2. Late Nights in Ports
Azamara Quest stayed late in port on six out of nine evenings, with one of those an overnight. If you wanted to catch the nightlife in St. Tropez, enjoy dinner out in Corsica or catch a flamenco show in Barcelona, you didn't have to miss out just because you were on a cruise ship. We were impressed that the ship's daily newsletter made mention of a light display at the Magic Fountain of Montjuic in Barcelona for which no tour was offered; instead, it gave the nearest metro stop and indicated Guest Relations could assist passengers in figuring out how to make their own way there.
3. AzAmazing Evening
On nearly every cruise, Azamara offers a complimentary evening event on a night the ship stays late in port. Usually, these are intended to provide a glimpse into the local culture, such as a polo match in the Caribbean, a classical music concert in Dubrovnik, an opera performance in Italy or a sea jousting tournament in Sete, France.

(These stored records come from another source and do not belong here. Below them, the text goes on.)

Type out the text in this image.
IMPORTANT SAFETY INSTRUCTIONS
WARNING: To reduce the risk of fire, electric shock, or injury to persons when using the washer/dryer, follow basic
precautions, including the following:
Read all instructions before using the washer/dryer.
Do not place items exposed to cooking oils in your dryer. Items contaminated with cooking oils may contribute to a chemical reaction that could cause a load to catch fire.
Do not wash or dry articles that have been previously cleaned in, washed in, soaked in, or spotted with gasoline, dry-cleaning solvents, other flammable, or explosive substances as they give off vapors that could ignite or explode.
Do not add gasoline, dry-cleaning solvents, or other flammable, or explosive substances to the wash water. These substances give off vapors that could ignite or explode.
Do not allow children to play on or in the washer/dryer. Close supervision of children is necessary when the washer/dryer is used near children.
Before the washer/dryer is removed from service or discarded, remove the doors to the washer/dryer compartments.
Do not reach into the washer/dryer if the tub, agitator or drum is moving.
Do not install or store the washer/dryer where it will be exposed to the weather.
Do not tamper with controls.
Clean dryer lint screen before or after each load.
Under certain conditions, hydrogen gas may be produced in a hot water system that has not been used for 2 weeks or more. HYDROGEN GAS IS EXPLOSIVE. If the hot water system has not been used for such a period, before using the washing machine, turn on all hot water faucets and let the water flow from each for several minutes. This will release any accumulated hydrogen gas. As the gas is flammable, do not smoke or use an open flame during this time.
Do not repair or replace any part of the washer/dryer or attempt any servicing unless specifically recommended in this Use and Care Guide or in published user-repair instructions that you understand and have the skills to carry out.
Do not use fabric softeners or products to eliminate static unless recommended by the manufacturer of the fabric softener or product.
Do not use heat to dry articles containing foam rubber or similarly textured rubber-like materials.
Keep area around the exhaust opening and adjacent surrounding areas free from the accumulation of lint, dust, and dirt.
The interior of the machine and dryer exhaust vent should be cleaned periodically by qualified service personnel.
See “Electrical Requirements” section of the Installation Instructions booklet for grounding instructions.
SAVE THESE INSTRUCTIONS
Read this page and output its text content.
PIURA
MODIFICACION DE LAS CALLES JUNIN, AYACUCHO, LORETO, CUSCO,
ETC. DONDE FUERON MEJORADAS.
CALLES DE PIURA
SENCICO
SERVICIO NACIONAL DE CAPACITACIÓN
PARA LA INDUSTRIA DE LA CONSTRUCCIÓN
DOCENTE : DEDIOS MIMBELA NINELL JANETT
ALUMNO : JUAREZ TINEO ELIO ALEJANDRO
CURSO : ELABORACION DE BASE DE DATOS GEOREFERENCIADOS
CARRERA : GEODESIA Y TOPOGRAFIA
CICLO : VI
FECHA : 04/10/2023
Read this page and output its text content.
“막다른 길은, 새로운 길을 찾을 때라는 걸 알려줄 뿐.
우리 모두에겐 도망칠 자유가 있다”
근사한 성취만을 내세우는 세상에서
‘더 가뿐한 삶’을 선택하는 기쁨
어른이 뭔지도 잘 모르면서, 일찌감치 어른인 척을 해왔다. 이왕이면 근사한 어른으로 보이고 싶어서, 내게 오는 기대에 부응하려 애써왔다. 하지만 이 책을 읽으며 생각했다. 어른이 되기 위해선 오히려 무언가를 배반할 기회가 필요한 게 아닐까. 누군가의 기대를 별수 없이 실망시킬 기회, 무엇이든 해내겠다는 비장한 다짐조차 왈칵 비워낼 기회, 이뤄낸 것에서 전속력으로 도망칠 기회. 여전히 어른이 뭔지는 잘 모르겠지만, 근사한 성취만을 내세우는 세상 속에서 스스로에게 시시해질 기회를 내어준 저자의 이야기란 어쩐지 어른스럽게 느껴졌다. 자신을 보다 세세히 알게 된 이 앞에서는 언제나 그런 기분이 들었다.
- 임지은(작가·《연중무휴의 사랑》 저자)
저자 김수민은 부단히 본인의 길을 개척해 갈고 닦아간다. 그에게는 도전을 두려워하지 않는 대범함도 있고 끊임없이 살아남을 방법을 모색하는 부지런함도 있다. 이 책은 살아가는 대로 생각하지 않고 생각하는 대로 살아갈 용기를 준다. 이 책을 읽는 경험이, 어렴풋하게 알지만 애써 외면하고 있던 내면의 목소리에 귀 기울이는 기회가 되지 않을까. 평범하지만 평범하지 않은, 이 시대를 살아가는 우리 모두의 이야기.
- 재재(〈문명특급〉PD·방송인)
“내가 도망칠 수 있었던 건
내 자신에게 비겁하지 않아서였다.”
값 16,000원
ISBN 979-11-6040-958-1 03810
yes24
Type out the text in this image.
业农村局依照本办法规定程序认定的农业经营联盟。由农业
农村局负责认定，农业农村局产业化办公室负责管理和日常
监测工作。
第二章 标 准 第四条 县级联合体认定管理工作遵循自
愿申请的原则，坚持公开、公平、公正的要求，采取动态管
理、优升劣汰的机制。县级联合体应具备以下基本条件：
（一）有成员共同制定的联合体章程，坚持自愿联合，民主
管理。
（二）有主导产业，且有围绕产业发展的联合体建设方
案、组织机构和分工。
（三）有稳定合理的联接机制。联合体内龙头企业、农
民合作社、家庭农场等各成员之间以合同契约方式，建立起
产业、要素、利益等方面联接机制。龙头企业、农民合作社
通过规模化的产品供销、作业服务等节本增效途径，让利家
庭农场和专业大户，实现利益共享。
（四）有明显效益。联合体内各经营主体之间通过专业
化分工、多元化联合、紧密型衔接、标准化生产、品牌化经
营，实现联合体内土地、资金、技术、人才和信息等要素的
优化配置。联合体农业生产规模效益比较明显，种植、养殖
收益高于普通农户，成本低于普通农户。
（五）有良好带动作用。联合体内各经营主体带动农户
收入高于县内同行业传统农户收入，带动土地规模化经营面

Our AzAmazing Evening was a new one for the line, and the comedic ice skating performance in Marseille was not very good. Yet instead of doubling down and insisting it was great, the staff we spoke with were adamant that they would not settle for a mediocre performance and would file reports to get that event changed. The hotel director told us that more and more the line is falling back on proven winners so as not to disappoint passengers.
"Like a Local" is the catch-phrase of Azamara's shore excursions, which are classified "Bike Local," "Eat Local," "Meet Local," and so on. After combing through the tour offerings on our sailing and experiencing five of them, we came away with two main conclusions. The first is that Azamara is trying to come up with unique tours that showcase the local culture, attractions or history, but while some tours will strike you as different, you will find many ordinary cruise ship tours in the mix. The more interesting ones can sell out quickly (we were too late for our top two choices in Livorno), so booking early is a smart strategy. The line is also committed to no more than 25 passengers per guide/bus on most tours (sometimes fewer), which can make certain tours hard to get into, if the line can't add a second group.
The other is that more than we can remember on other lines, Azamara tries to offer local snacks on excursions that are not otherwise food-oriented. On a boat ride, we stopped for local cookies and wine; a historic walking tour concluded with local cheese and cured ham; and a bike tour included a stop for a drink of freshly made horchata in Valencia. It was literally a small taste of local life.
5. Local Food
Local foods also find their ways onboard in two ways. The first is that the chef tries to procure local ingredients when he can and sets them up in a special area of the buffet. You could try local mussels in Monaco and cheese in France.
In addition, a regional dish is on offer at the main restaurant and at the buffet on most days. While the ingredients might not be from the day's port, the recipes reflect local cuisine, so passengers can get a taste of regional dishes even if they don't stop for lunch or dinner in port. The commitment was much greater and more present than on other lines who might throw in a regional specialty on the dinner menu without a lot of fanfare.